1. ＴＧＦβに対する核酸リガンドの同定方法であって、
   ａ） 核酸の候補混合物をＴＧＦβに接触させ、ここで候補混合物よりＴＧＦβへの親和性が上昇している核酸を、残りの候補混合物から分離する工程、
   ｂ） 残りの候補混合物から親和性が上昇した核酸を分離する工程、および
   ｃ） 親和性が上昇した核酸を増幅して、ＴＧＦβへの結合について比較的高い親和性と特異性を有する核酸配列が濃縮された核酸の混合物を得て、こうしてＴＧＦβの核酸リガンドを同定する工程、
   からなる上記方法。
2. ｄ）工程ａ）、ｂ）およびｃ）を繰り返す工程を、さらに含む請求の範囲第１項に記載の方法。

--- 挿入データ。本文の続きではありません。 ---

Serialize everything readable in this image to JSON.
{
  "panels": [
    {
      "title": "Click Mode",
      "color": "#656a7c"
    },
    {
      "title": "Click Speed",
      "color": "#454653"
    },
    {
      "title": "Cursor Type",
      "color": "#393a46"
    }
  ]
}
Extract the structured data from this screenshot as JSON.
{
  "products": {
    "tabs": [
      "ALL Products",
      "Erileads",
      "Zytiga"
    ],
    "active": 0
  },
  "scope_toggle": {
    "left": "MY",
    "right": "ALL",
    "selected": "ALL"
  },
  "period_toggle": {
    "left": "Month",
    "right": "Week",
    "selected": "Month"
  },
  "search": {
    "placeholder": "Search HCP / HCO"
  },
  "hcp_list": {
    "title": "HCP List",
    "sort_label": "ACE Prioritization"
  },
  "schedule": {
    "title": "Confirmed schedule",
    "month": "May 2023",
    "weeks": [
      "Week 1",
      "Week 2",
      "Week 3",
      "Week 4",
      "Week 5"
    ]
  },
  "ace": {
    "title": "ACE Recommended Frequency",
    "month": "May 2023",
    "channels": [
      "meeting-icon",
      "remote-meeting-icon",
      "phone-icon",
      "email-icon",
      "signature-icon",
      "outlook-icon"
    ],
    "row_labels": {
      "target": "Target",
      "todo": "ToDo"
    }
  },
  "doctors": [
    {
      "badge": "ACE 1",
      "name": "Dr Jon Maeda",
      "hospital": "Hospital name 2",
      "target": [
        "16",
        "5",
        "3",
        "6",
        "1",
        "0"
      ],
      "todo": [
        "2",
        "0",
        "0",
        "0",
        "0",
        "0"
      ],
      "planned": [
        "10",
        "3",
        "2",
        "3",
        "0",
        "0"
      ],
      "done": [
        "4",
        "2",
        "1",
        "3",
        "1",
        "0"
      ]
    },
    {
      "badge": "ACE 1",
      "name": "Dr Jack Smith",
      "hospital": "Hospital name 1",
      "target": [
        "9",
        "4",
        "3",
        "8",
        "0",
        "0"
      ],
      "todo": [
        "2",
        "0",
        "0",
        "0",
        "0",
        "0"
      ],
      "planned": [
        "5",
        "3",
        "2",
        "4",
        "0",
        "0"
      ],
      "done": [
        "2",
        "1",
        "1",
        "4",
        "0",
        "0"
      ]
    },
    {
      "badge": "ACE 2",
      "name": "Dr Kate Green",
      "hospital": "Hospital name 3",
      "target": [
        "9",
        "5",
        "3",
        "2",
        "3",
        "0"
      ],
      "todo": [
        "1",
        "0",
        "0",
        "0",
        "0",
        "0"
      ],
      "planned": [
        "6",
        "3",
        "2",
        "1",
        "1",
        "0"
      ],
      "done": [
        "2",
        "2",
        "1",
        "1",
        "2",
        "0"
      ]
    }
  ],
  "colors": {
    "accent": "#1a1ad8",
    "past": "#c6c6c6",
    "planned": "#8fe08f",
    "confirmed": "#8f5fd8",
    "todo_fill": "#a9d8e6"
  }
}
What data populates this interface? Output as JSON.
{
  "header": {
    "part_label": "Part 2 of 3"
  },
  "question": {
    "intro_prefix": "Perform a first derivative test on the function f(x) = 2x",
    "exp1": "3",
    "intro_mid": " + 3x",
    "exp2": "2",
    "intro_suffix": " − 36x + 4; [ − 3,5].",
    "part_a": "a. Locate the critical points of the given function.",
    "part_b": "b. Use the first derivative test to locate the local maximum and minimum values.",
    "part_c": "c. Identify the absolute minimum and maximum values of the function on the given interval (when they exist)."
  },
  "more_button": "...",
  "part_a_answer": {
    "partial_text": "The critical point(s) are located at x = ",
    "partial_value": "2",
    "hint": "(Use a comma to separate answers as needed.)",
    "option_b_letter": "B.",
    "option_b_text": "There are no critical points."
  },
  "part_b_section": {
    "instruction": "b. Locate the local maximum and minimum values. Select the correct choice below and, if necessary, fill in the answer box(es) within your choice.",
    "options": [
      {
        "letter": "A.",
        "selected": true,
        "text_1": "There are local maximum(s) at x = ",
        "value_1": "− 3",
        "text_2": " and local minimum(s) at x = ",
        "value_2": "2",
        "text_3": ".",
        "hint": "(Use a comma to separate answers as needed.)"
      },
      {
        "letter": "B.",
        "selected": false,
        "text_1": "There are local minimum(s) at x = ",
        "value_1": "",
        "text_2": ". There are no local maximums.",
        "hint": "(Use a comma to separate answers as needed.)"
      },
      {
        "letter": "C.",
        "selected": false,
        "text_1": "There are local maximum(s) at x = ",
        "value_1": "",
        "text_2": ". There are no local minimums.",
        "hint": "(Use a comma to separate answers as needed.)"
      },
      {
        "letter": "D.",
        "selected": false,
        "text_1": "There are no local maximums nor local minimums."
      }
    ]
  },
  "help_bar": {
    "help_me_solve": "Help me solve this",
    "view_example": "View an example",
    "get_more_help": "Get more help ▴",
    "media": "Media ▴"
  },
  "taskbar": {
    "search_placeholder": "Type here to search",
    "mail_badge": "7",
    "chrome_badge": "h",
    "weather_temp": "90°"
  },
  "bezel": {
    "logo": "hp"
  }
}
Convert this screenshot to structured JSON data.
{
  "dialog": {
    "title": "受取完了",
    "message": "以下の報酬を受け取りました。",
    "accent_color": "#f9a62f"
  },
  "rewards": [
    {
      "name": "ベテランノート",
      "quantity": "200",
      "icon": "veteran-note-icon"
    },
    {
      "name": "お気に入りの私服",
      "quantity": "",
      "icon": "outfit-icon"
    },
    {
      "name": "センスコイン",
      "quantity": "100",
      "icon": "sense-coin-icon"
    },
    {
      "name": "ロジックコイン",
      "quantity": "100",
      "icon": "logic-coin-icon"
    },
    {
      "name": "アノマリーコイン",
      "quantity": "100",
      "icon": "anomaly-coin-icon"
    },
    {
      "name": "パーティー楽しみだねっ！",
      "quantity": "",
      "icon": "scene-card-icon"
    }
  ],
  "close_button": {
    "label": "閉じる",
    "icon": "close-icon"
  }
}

3. 核酸の候補混合物は１本鎖核酸からなる、請求の範囲第１項に記載の方法。
4. １本鎖核酸はリボ核酸である、請求の範囲第３項に記載の方法。
5. 核酸は修飾核酸からなる、請求の範囲第４項に記載の方法。
6. 核酸は、２’−アミノ（２’−ＮＨ_２）修飾リボ核酸である、請求の範囲第５項に記載の方法。
7. 核酸は２’−Ｆ修飾リボ核酸である、請求の範囲第５項に記載の方法。
8. 核酸は２’−ＮＨ_２−ＵＴＰ、２’−Ｆ−ＣＴＰ修飾リボ核酸である、請求の範囲第５項に記載の方法。
9. 核酸は２’−Ｆ−ＵＴＰ、２’−ＮＨ２−ＣＴＰ修飾リボ核酸である、請求の範囲第５項に記載の方法。
10. １本鎖核酸はデオキシリボ核酸である、請求の範囲第３項に記載の方法。
11. 哺乳動物およびヒトにおけるＴＧＦβ媒介の病的状態の治療のための医薬組成物の製造のためのＴＧＦβ核酸リガンドの使用。
12. ＴＧＦβ核酸リガンドは、請求の範囲第１項に記載の方法により同定される、請求の範囲第１１項に記載の使用。
13. 哺乳動物およびヒトにおけるＴＧＦβ１媒介の病的状態の治療のための医薬組成物の製造のためのＴＧＦβ１核酸リガンドの使用。
14. ＴＧＦβ１核酸リガンドは、請求の範囲第１項に記載の方法により同定される、請求の範囲第１３項に記載の使用。
15. リガンドは表３と６に記載のリガンド（配列番号１２〜４２；５５〜８９）から選択される、請求の範囲第１４項に記載の使用。
16. 精製され単離された、天然に存在しない、ＴＧＦβに対する核酸リガンド。
17. 精製され単離された、天然に存在しない、ＴＧＦβ１に対する核酸リガンド。
18. 核酸リガンドは１本鎖である、請求の範囲第１７項に記載の、精製され単離された、天然に存在しない核酸リガンド。
19. 核酸リガンドはリボ核酸である、請求の範囲第１８項に記載の、精製され単離された、天然に存在しない核酸リガンド。
20. 核酸リガンドはデオキシリボ核酸である、請求の範囲第１８項に記載の、精製され単離された、天然に存在しない核酸リガンド。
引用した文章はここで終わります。